Even if numbers can be shored up, the composition and experience of the team, as well as its size, matter for the care that is provided to patients. Bartel et al. (2014) show, in a US context, that when nursing teams were disrupted by the departure of an experienced member or the arrival of a new hire, team productivity fell and patient outcomes suffered as a result. Chan (2020) shows that experience matters for doctor decision-making and resultant patient outcomes.

It is difficult to draw firm conclusions about the likely scale of the impact on patient outcomes from coronavirus-related staffing disruptions, in part because the scale of those disruptions is not yet clear. But Gruber and Kleiner (2012), for example, show that in-hospital mortality was almost 20% higher for patients admitted during a nursing strike (the typical length of which was 19 days). The coronavirus outbreak will likely lead to similar levels of disruption to nursing teams in the months to come, given that nurses displaying symptoms will be unable to work for an extended period. Doctors and other healthcare workers will be similarly affected. We would therefore expect similar, and quite possibly even larger, adverse effects on patient outcomes.
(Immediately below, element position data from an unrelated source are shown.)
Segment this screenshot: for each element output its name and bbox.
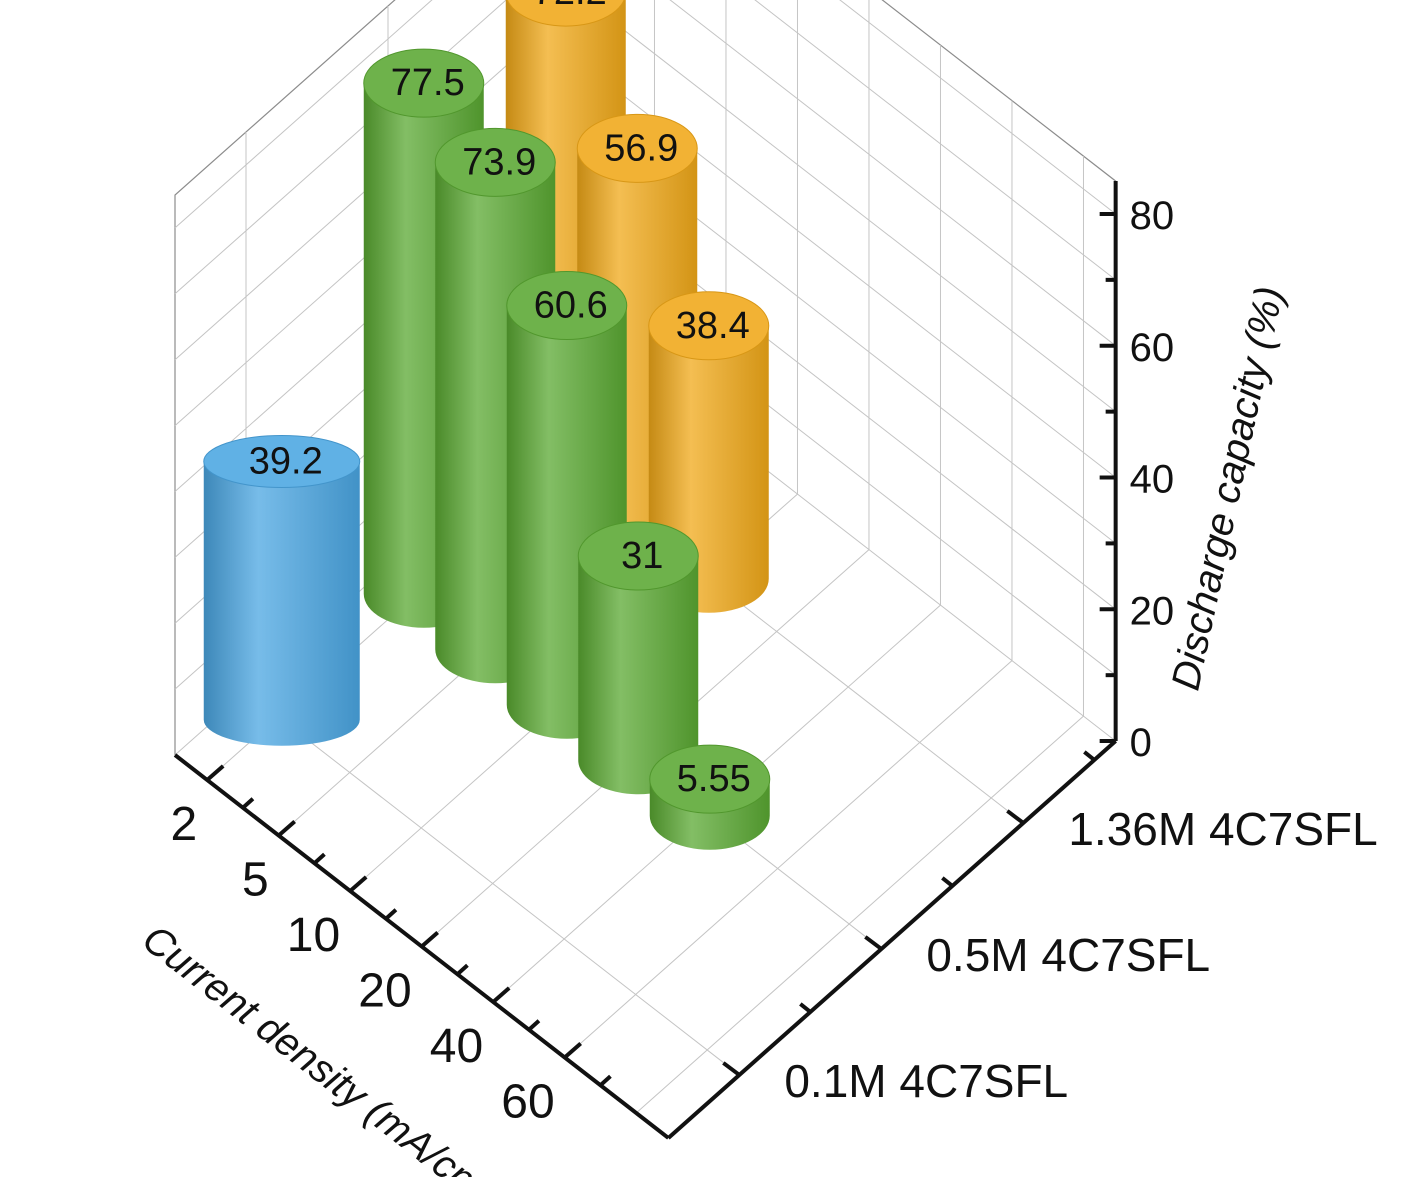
data-label: 73.9 xyxy=(462,141,536,183)
x-tick xyxy=(205,764,225,782)
x-tick-label: 2 xyxy=(170,798,197,851)
x-minor-tick xyxy=(527,1019,541,1032)
z-gridline xyxy=(174,0,1117,361)
x-minor-tick xyxy=(313,852,326,865)
bar-top xyxy=(203,434,361,488)
x-tick-label: 10 xyxy=(287,909,340,962)
floor-gridline xyxy=(564,660,1013,1058)
y-tick xyxy=(722,1061,741,1077)
data-label: 39.2 xyxy=(249,440,323,482)
bar-top xyxy=(648,291,770,361)
bar xyxy=(203,434,361,746)
x-tick-label: 40 xyxy=(430,1020,483,1073)
data-label: 77.5 xyxy=(391,62,465,104)
y-minor-tick xyxy=(1083,750,1096,762)
y-tick-label: 1.36M 4C7SFL xyxy=(1068,803,1377,855)
z-tick-label: 40 xyxy=(1130,458,1175,502)
bar-top xyxy=(506,271,628,341)
bar-top xyxy=(576,113,698,183)
x-tick xyxy=(277,819,296,837)
z-tick-label: 0 xyxy=(1130,721,1152,765)
bar-body xyxy=(578,556,699,795)
bar-top xyxy=(649,744,771,814)
floor-gridline xyxy=(245,691,740,1076)
data-label: 38.4 xyxy=(676,305,750,347)
x-tick-label: 60 xyxy=(501,1075,554,1128)
bar-top xyxy=(506,0,625,27)
left-wall-frame xyxy=(174,0,396,755)
floor-gridline xyxy=(635,715,1084,1114)
labels: 72.2 56.9 38.4 77.5 73.9 60.6 31 5.55 39.2 xyxy=(249,0,751,800)
y-axis-line xyxy=(667,739,1117,1140)
z-tick-label: 20 xyxy=(1130,589,1175,633)
bar-top xyxy=(434,127,556,197)
z-gridline xyxy=(174,0,1117,295)
z-axis-title: Discharge capacity (%) xyxy=(1164,283,1293,694)
data-label: 31 xyxy=(621,535,663,577)
x-minor-tick xyxy=(456,963,469,976)
y-tick-label: 0.1M 4C7SFL xyxy=(784,1055,1068,1107)
bar-top xyxy=(577,521,699,591)
bar xyxy=(577,521,699,795)
x-tick-label: 20 xyxy=(358,964,411,1017)
y-minor-tick xyxy=(941,876,954,888)
bar xyxy=(649,744,771,850)
y-tick-label: 0.5M 4C7SFL xyxy=(926,929,1210,981)
x-tick-label: 5 xyxy=(242,853,269,906)
y-minor-tick xyxy=(799,1002,812,1014)
z-tick-label: 80 xyxy=(1130,194,1175,238)
bars xyxy=(203,0,771,850)
x-minor-tick xyxy=(384,908,398,921)
x-minor-tick xyxy=(241,797,255,810)
data-label: 60.6 xyxy=(534,285,608,327)
x-tick xyxy=(420,930,439,948)
bar-body xyxy=(203,461,360,746)
data-label: 72.2 xyxy=(533,0,607,13)
x-minor-tick xyxy=(599,1074,612,1087)
data-label: 5.55 xyxy=(677,758,751,800)
z-tick-label: 60 xyxy=(1130,326,1175,370)
x-tick xyxy=(348,875,368,893)
data-label: 56.9 xyxy=(604,127,678,169)
bar-top xyxy=(363,48,485,118)
y-tick xyxy=(1006,809,1025,825)
x-tick xyxy=(563,1041,582,1059)
y-tick xyxy=(864,935,883,951)
z-gridline xyxy=(174,0,1117,229)
x-tick xyxy=(491,986,511,1004)
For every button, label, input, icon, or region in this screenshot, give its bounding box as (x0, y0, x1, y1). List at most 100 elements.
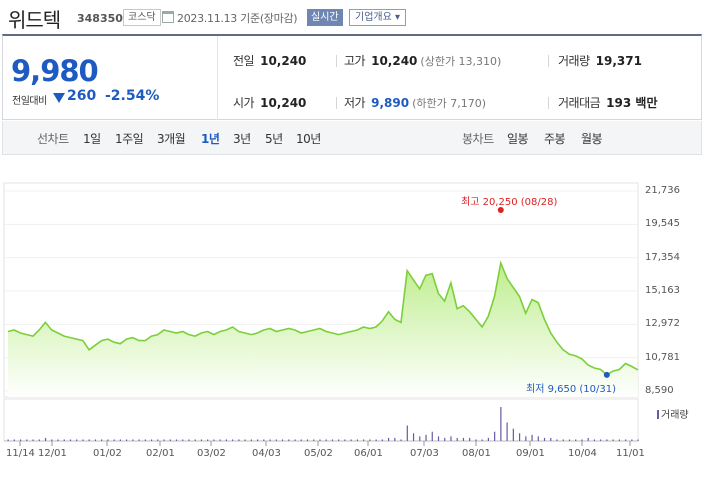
volume-bar (269, 439, 271, 441)
low-marker (603, 371, 610, 378)
prev-close: 전일 10,240 (233, 54, 307, 68)
volume-bar (26, 439, 28, 441)
tab-10y[interactable]: 10년 (296, 132, 321, 146)
volume-bar (562, 439, 564, 441)
tab-monthly-candle[interactable]: 월봉 (581, 132, 603, 146)
tab-3m[interactable]: 3개월 (157, 132, 186, 146)
volume-bar (32, 439, 34, 441)
calendar-icon (162, 11, 174, 23)
volume-bar (238, 439, 240, 441)
y-tick-label: 12,972 (645, 318, 680, 330)
price-line (7, 260, 639, 376)
volume-bar (7, 439, 9, 441)
volume-bar (275, 439, 277, 441)
volume-bar (225, 439, 228, 441)
volume-bar (356, 439, 359, 441)
x-tick-label: 07/03 (410, 448, 439, 459)
volume-bar (294, 439, 296, 441)
y-tick-label: 19,545 (645, 218, 680, 230)
volume-bar (550, 437, 552, 441)
volume-bar (400, 439, 402, 441)
volume-bar (281, 439, 284, 441)
volume-bar (138, 439, 140, 441)
volume-bar (612, 439, 614, 441)
volume: 거래량 19,371 (558, 54, 642, 68)
tab-daily-candle[interactable]: 일봉 (507, 132, 529, 146)
x-tick-label: 04/03 (252, 448, 281, 459)
day-high: 고가 10,240 (상한가 13,310) (344, 54, 502, 68)
volume-bar (182, 439, 184, 441)
volume-bar (200, 439, 203, 441)
volume-bar (331, 439, 334, 441)
volume-bar (381, 439, 383, 441)
volume-bar (469, 437, 471, 441)
volume-bar (369, 439, 371, 441)
volume-bar (487, 437, 489, 441)
volume-bar (618, 439, 620, 441)
stock-code: 348350 (77, 12, 123, 25)
volume-bar (263, 439, 265, 441)
volume-bar (593, 439, 596, 441)
tab-1d[interactable]: 1일 (83, 132, 101, 146)
volume-bar (157, 439, 159, 441)
tab-5y[interactable]: 5년 (265, 132, 283, 146)
tab-3y[interactable]: 3년 (233, 132, 251, 146)
company-overview-dropdown[interactable]: 기업개요 ▾ (349, 9, 406, 26)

In sum, given that NHS care is focused upon older and more deprived individuals, it is likely that those who will bear the highest costs of coronavirus are this population, both now and in the medium term. This is only likely to exacerbate existing inequalities in health across place and socio-economic status.

Longer-term concerns

Finally, we consider two longer-term impacts, both of which have implications for the public purse. First, it is clear that staffing issues will loom large. While staff have come out of retirement to deal with the immediate crisis, after it is over they will presumably return to retirement. In addition, if staff cannot be protected against the virus, it may reduce the attractiveness of work in the NHS in the future. And the worldwide nature of the pandemic may mean that the NHS’s ability to recruit from overseas may well fall (and this is in addition to any pressures from leaving the European Union). The Conservatives’ 2019 general election manifesto already pledged to find an additional 50,000 nurses by 2024–25. The impact of the coronavirus may mean they need to find more. With many areas already experiencing nursing shortages, it is hard to see how this can be achieved without an increase in nurses’ wages in shortage areas. This in turn would push up the cost of the NHS for taxpayers.

Second, waiting times for elective care will rise. Whilst waiting times are still well below their levels in the early 1990s and before, they have been rising recently, causing public concern. The response to the coronavirus will only increase the length of waits. Historically, increased waiting times in the NHS have led to an increased demand for private care (Besley, Hall and Preston, 1999). While incomes and employment are currently hard hit by the social isolation measures that have been imposed, these measures are not likely to affect the incomes of all equally. For example, recent research at IFS shows that low earners are seven times as likely as high earners to have worked in a sector that is now shut down (Joyce and Xu, 2020). Some better-off individuals may respond to rising waiting times and staff shortages by purchasing private care, thus exacerbating existing inequalities in receipt of healthcare. But these individuals would remain reliant on the NHS for – among other things – emergency care. There has been a recent groundswell in support for the NHS, and satisfaction with the health service had already risen prior to the coronavirus pandemic. In the coming years, this may translate into greater support for tax rises to fund higher levels of health spending. Whatever the outcome, it is clear that the current crisis will mean that choices about how much to fund the NHS and how to spend those funds will be an even more central part of the political agenda.